Ya solo queda una: justificar la muerte. Y claro, es que no es una persona. Y mientras escribo esto, una de mis ratas juega con mi pelo. Hace poco tuvo una torcedura en una pata y, aunque es vieja y las ratas viven poco, ese mes gasté más en veterinarios que en comida. Y el caso es que tampoco le tengo tanto respeto a la jurisprudencia como para darle estatus jurídico de persona a quien ni lo es ni lo requiere. Pero está viva, claro, y en una manera extraña, por sencilla, nos queremos; es decir, no nos tememos, nos gusta estar juntos y no nos hacemos daño. Ya es más que muchas relaciones de pareja. Y está viva. Está indiscutiblemente viva. Mucha más hambre tendría que pasar yo para ser capaz de matarla con mis manos. Un hambre que no he tenido nunca.
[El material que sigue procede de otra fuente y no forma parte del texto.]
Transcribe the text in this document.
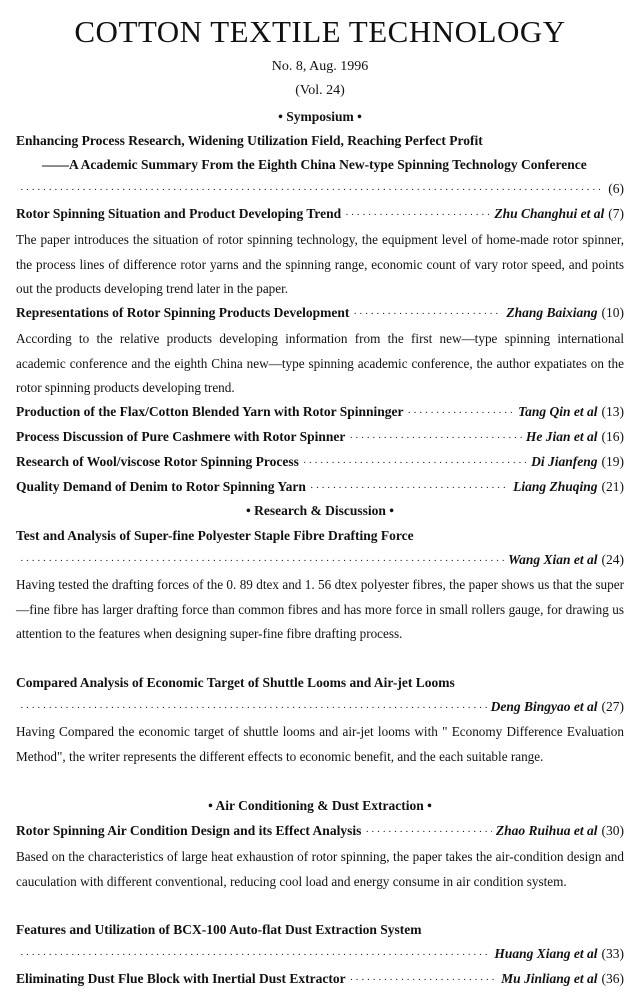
COTTON TEXTILE TECHNOLOGY
No. 8, Aug. 1996
(Vol. 24)
• Symposium •
Enhancing Process Research, Widening Utilization Field, Reaching Perfect Profit
——A Academic Summary From the Eighth China New-type Spinning Technology Conference
·····
(6)
Rotor Spinning Situation and Product Developing Trend ·····	Zhu Changhui et al (7)
The paper introduces the situation of rotor spinning technology, the equipment level of home-made rotor spinner, the process lines of difference rotor yarns and the spinning range, economic count of vary rotor speed, and points out the products developing trend later in the paper.
Representations of Rotor Spinning Products Development ·····	Zhang Baixiang (10)
According to the relative products developing information from the first new—type spinning international academic conference and the eighth China new—type spinning academic conference, the author expatiates on the rotor spinning products developing trend.
Production of the Flax/Cotton Blended Yarn with Rotor Spinninger ·····	Tang Qin et al (13)
Process Discussion of Pure Cashmere with Rotor Spinner ·····	He Jian et al (16)
Research of Wool/viscose Rotor Spinning Process ·····	Di Jianfeng (19)
Quality Demand of Denim to Rotor Spinning Yarn ·····	Liang Zhuqing (21)
• Research & Discussion •
Test and Analysis of Super-fine Polyester Staple Fibre Drafting Force
·····
Wang Xian et al (24)
Having tested the drafting forces of the 0. 89 dtex and 1. 56 dtex polyester fibres, the paper shows us that the super—fine fibre has larger drafting force than common fibres and has more force in small rollers gauge, for drawing us attention to the features when designing super-fine fibre drafting process.
Compared Analysis of Economic Target of Shuttle Looms and Air-jet Looms
·····
Deng Bingyao et al (27)
Having Compared the economic target of shuttle looms and air-jet looms with " Economy Difference Evaluation Method", the writer represents the different effects to economic benefit, and the each suitable range.
• Air Conditioning & Dust Extraction •
Rotor Spinning Air Condition Design and its Effect Analysis ·····	Zhao Ruihua et al (30)
Based on the characteristics of large heat exhaustion of rotor spinning, the paper takes the air-condition design and cauculation with different conventional, reducing cool load and energy consume in air condition system.
Features and Utilization of BCX-100 Auto-flat Dust Extraction System
·····
Huang Xiang et al (33)
Eliminating Dust Flue Block with Inertial Dust Extractor ·····	Mu Jinliang et al (36)
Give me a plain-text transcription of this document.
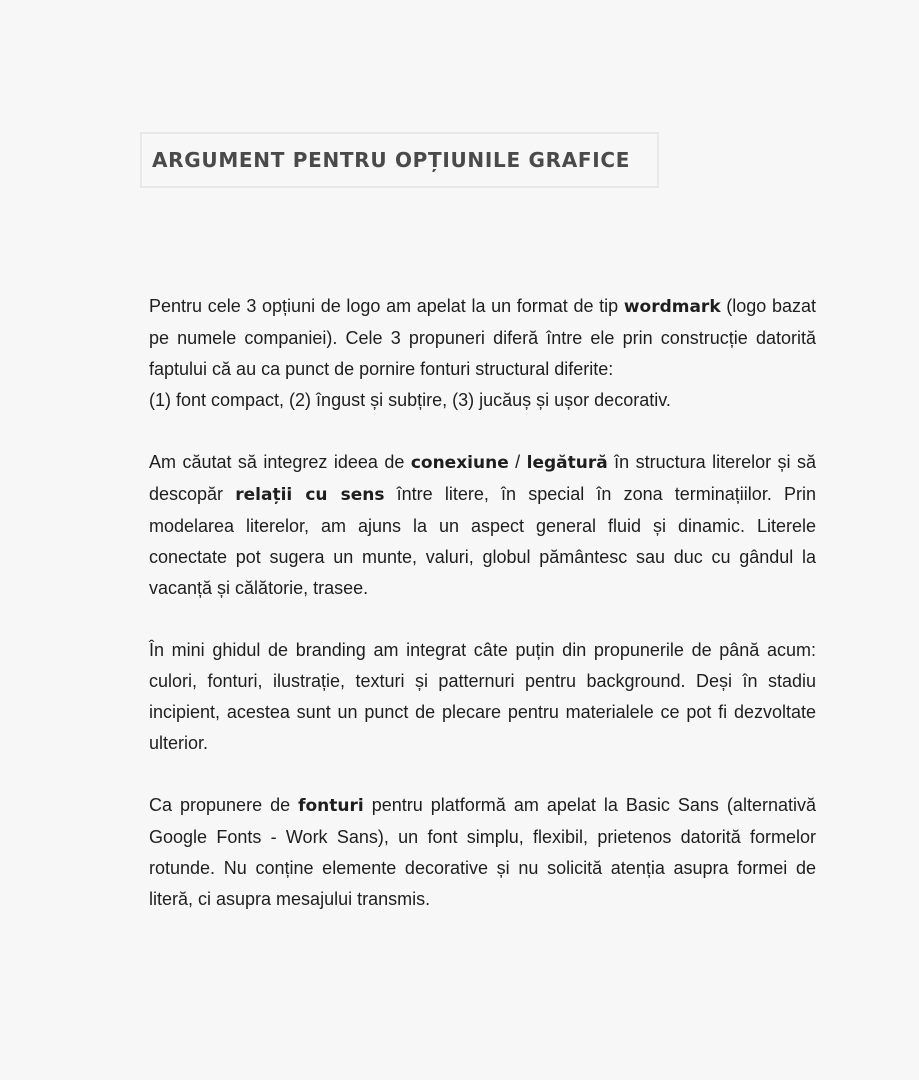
ARGUMENT PENTRU OPȚIUNILE GRAFICE

Pentru cele 3 opțiuni de logo am apelat la un format de tip wordmark (logo bazat pe numele companiei). Cele 3 propuneri diferă între ele prin construcție datorită faptului că au ca punct de pornire fonturi structural diferite:
(1) font compact, (2) îngust și subțire, (3) jucăuș și ușor decorativ.

Am căutat să integrez ideea de conexiune / legătură în structura literelor și să descopăr relații cu sens între litere, în special în zona terminațiilor. Prin modelarea literelor, am ajuns la un aspect general fluid și dinamic. Literele conectate pot sugera un munte, valuri, globul pământesc sau duc cu gândul la vacanță și călătorie, trasee.

În mini ghidul de branding am integrat câte puțin din propunerile de până acum: culori, fonturi, ilustrație, texturi și patternuri pentru background. Deși în stadiu incipient, acestea sunt un punct de plecare pentru materialele ce pot fi dezvoltate ulterior.

Ca propunere de fonturi pentru platformă am apelat la Basic Sans (alternativă Google Fonts - Work Sans), un font simplu, flexibil, prietenos datorită formelor rotunde. Nu conține elemente decorative și nu solicită atenția asupra formei de literă, ci asupra mesajului transmis.
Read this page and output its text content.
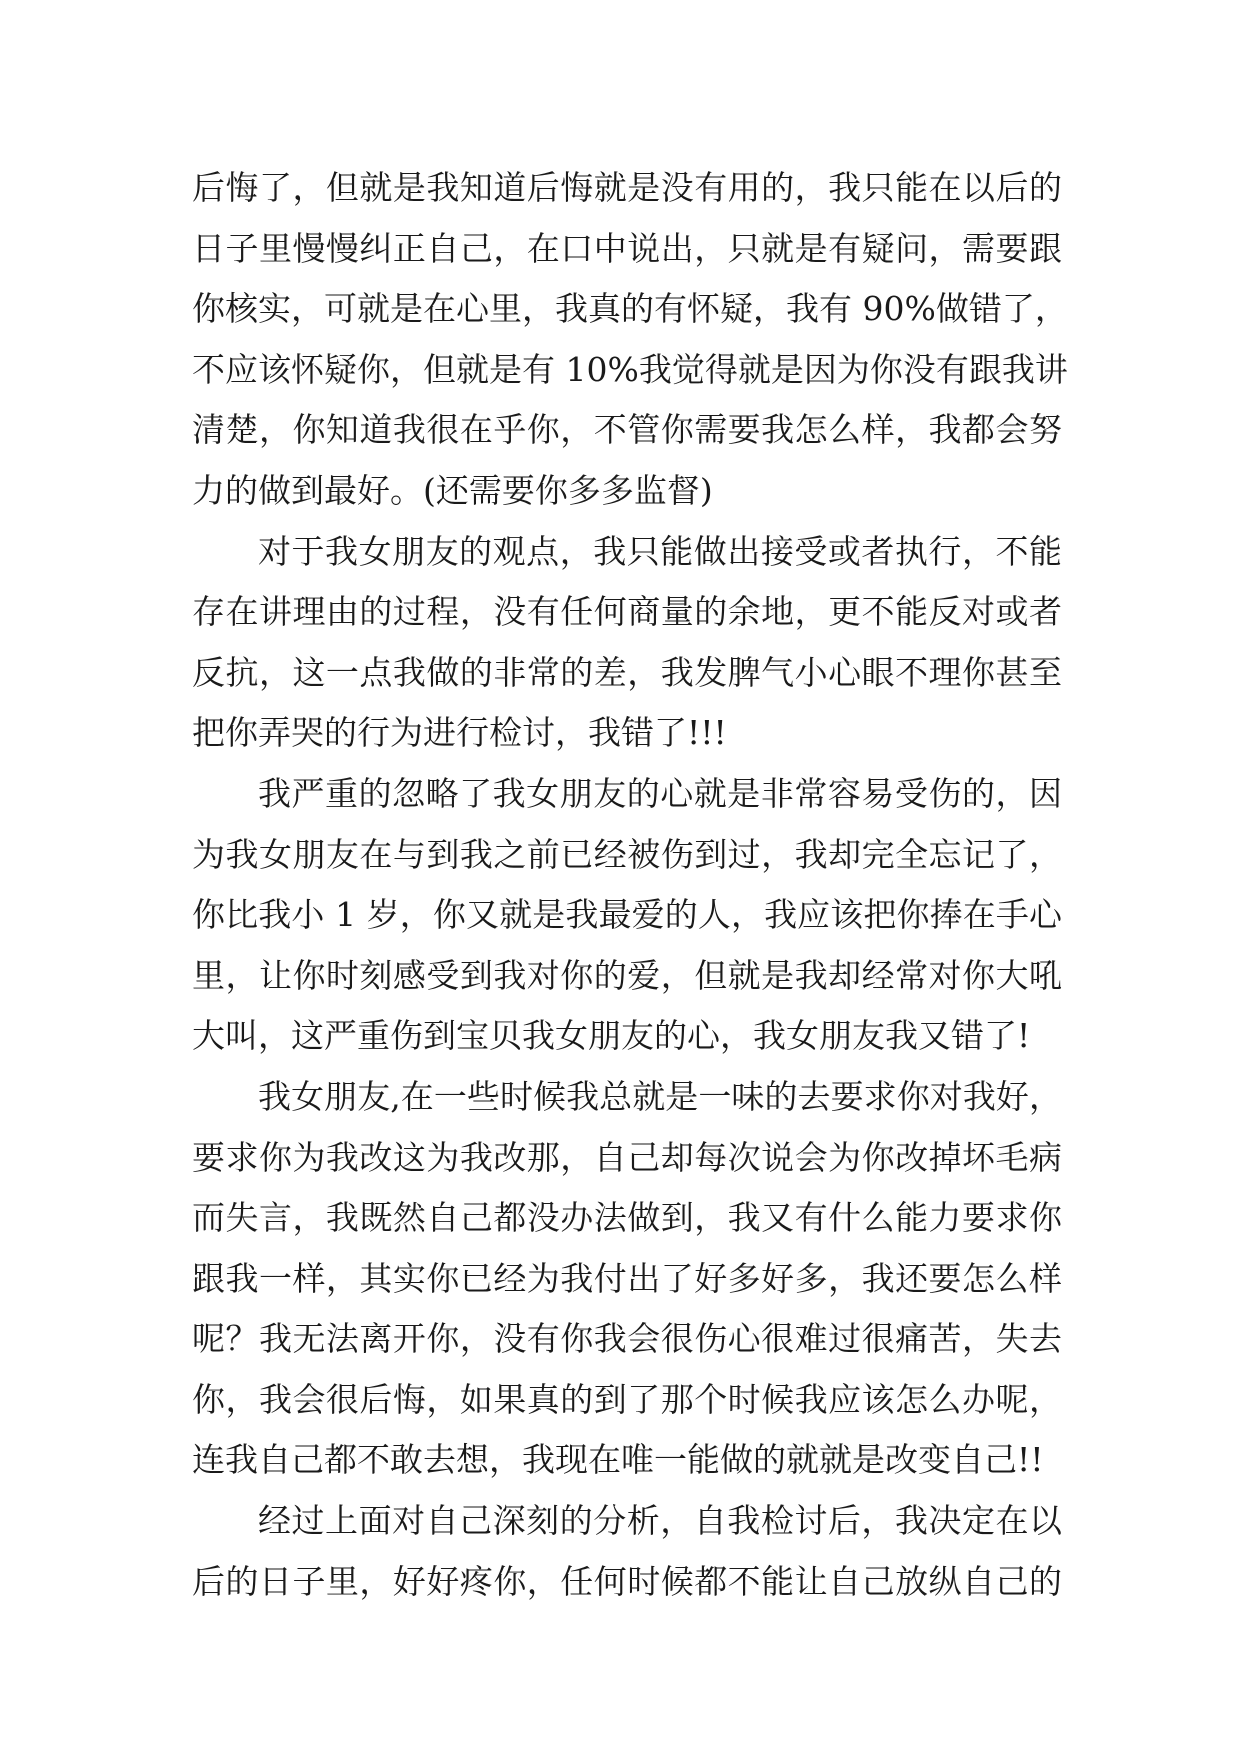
后悔了，但就是我知道后悔就是没有用的，我只能在以后的
日子里慢慢纠正自己，在口中说出，只就是有疑问，需要跟
你核实，可就是在心里，我真的有怀疑，我有 90%做错了，
不应该怀疑你，但就是有 10%我觉得就是因为你没有跟我讲
清楚，你知道我很在乎你，不管你需要我怎么样，我都会努
力的做到最好。(还需要你多多监督)
对于我女朋友的观点，我只能做出接受或者执行，不能
存在讲理由的过程，没有任何商量的余地，更不能反对或者
反抗，这一点我做的非常的差，我发脾气小心眼不理你甚至
把你弄哭的行为进行检讨，我错了!!!
我严重的忽略了我女朋友的心就是非常容易受伤的，因
为我女朋友在与到我之前已经被伤到过，我却完全忘记了，
你比我小 1 岁，你又就是我最爱的人，我应该把你捧在手心
里，让你时刻感受到我对你的爱，但就是我却经常对你大吼
大叫，这严重伤到宝贝我女朋友的心，我女朋友我又错了!
我女朋友,在一些时候我总就是一味的去要求你对我好，
要求你为我改这为我改那，自己却每次说会为你改掉坏毛病
而失言，我既然自己都没办法做到，我又有什么能力要求你
跟我一样，其实你已经为我付出了好多好多，我还要怎么样
呢？我无法离开你，没有你我会很伤心很难过很痛苦，失去
你，我会很后悔，如果真的到了那个时候我应该怎么办呢，
连我自己都不敢去想，我现在唯一能做的就就是改变自己!!
经过上面对自己深刻的分析，自我检讨后，我决定在以
后的日子里，好好疼你，任何时候都不能让自己放纵自己的
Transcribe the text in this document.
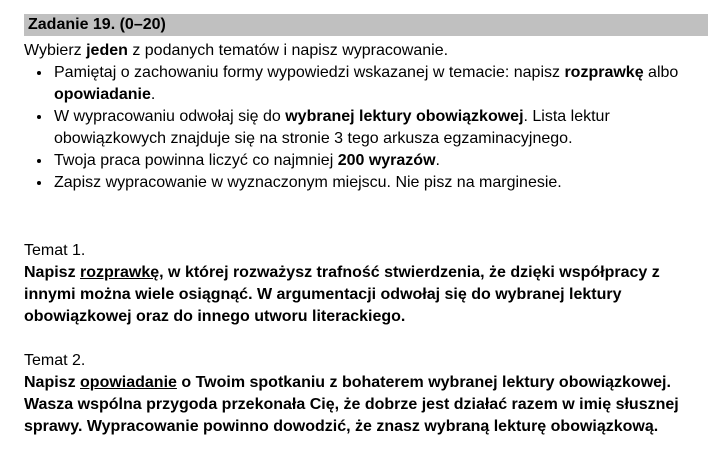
Zadanie 19. (0–20)

Wybierz jeden z podanych tematów i napisz wypracowanie.

• Pamiętaj o zachowaniu formy wypowiedzi wskazanej w temacie: napisz rozprawkę albo opowiadanie.
• W wypracowaniu odwołaj się do wybranej lektury obowiązkowej. Lista lektur obowiązkowych znajduje się na stronie 3 tego arkusza egzaminacyjnego.
• Twoja praca powinna liczyć co najmniej 200 wyrazów.
• Zapisz wypracowanie w wyznaczonym miejscu. Nie pisz na marginesie.

Temat 1.

Napisz rozprawkę, w której rozważysz trafność stwierdzenia, że dzięki współpracy z innymi można wiele osiągnąć. W argumentacji odwołaj się do wybranej lektury obowiązkowej oraz do innego utworu literackiego.

Temat 2.

Napisz opowiadanie o Twoim spotkaniu z bohaterem wybranej lektury obowiązkowej. Wasza wspólna przygoda przekonała Cię, że dobrze jest działać razem w imię słusznej sprawy. Wypracowanie powinno dowodzić, że znasz wybraną lekturę obowiązkową.
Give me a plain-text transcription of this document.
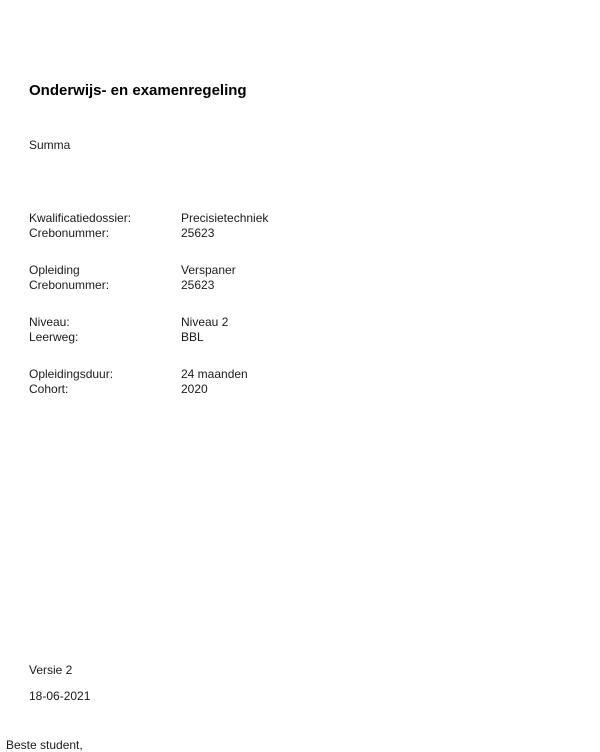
Onderwijs- en examenregeling
Summa
Kwalificatiedossier:	Precisietechniek
Crebonummer:	25623
Opleiding	Verspaner
Crebonummer:	25623
Niveau:	Niveau 2
Leerweg:	BBL
Opleidingsduur:	24 maanden
Cohort:	2020
Versie 2
18-06-2021
Beste student,
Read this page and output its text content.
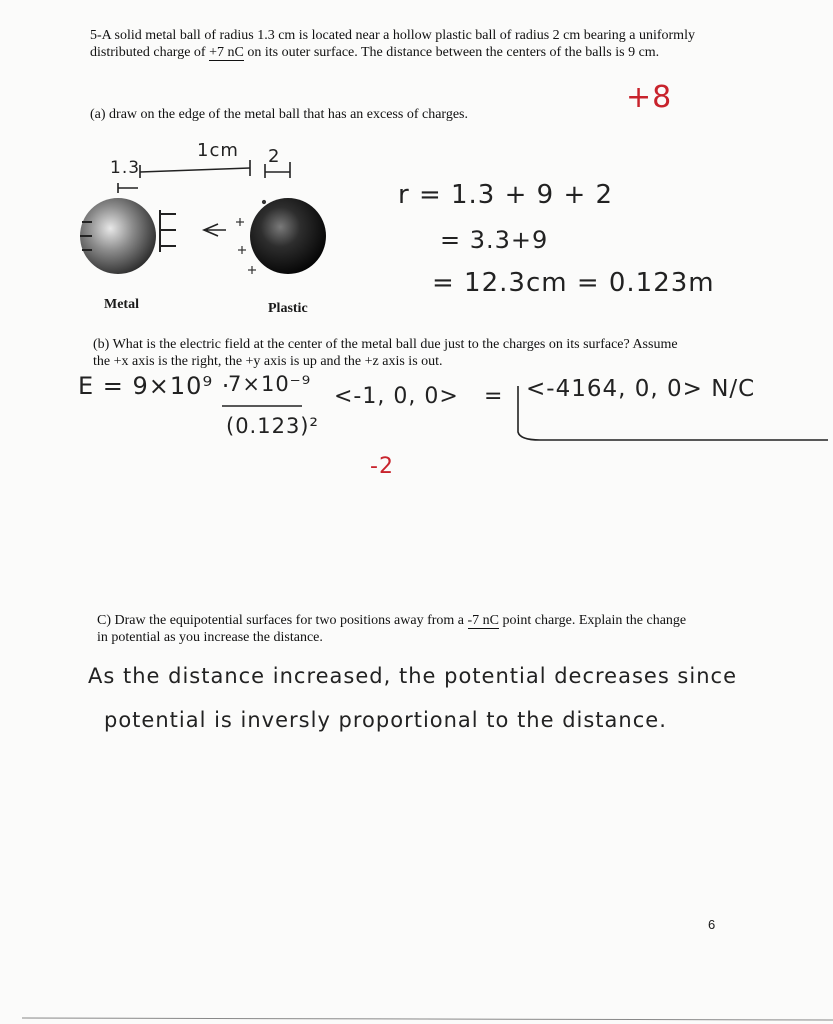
5-A solid metal ball of radius 1.3 cm is located near a hollow plastic ball of radius 2 cm bearing a uniformly distributed charge of +7 nC on its outer surface. The distance between the centers of the balls is 9 cm.
(a) draw on the edge of the metal ball that has an excess of charges.	+8
1cm 2
1.3
Metal	Plastic
r = 1.3 + 9 + 2
= 3.3+9
= 12.3cm = 0.123m
(b) What is the electric field at the center of the metal ball due just to the charges on its surface? Assume
the +x axis is the right, the +y axis is up and the +z axis is out.
E = 9×10⁹ ·
7×10⁻⁹
(0.123)²
<-1, 0, 0> = <-4164, 0, 0> N/C
-2
C) Draw the equipotential surfaces for two positions away from a -7 nC point charge. Explain the change
in potential as you increase the distance.
As the distance increased, the potential decreases since
potential is inversly proportional to the distance.
6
No cabe cuestionamiento mordaz de su renuncia. No hay batalla dialéctica posible. Y aunque el ego me empuje a revolverme, porque... ¿cómo voy a estar yo equivocada?, ¿cómo voy a no estar yo en ‘lo correcto’?, ¿cómo voy yo a no ser buena persona?… lo cierto es que yo sé que me equivoco.
No hay victoria posible. Solo puedo reconocer a Manuel y respetarle, y dejar de defender mis malos vicios como si fueran una parte de mí misma, y asentir y admirar esa coherencia y esa disciplina de la que yo adolezco, y agradecerle que me haga un poco más consciente y, aunque a veces caiga y recaiga en mis apetitos más primarios y pida una Coca-Cola, o viaje en coche, o vaya a la casa materna una vez al mes a comer cocido y dar las gracias; aunque use teléfono y luz eléctrica, y nunca vaya a ser adalid de la salvación del mundo ni baluarte del fin de todas las explotaciones en la tierra, la evidencia me cala y me contengo, y a veces no me compensa el disfrute a ese precio, el de la carne —que es cuerpo— y el de la explotación de los mares y los montes.
El narcisismo en la punta de los dientes me tienta a convertir a quien es mejor en enemigo. Sin mentirnos, sin mentirme, sé que es mejor imitarle que derrocarle. Y dejar las disonancias para el arte, para la escultura barroca, para Onetti, las distorsiones del punk, los corifeos y las coplas de abandonos (que me encantan).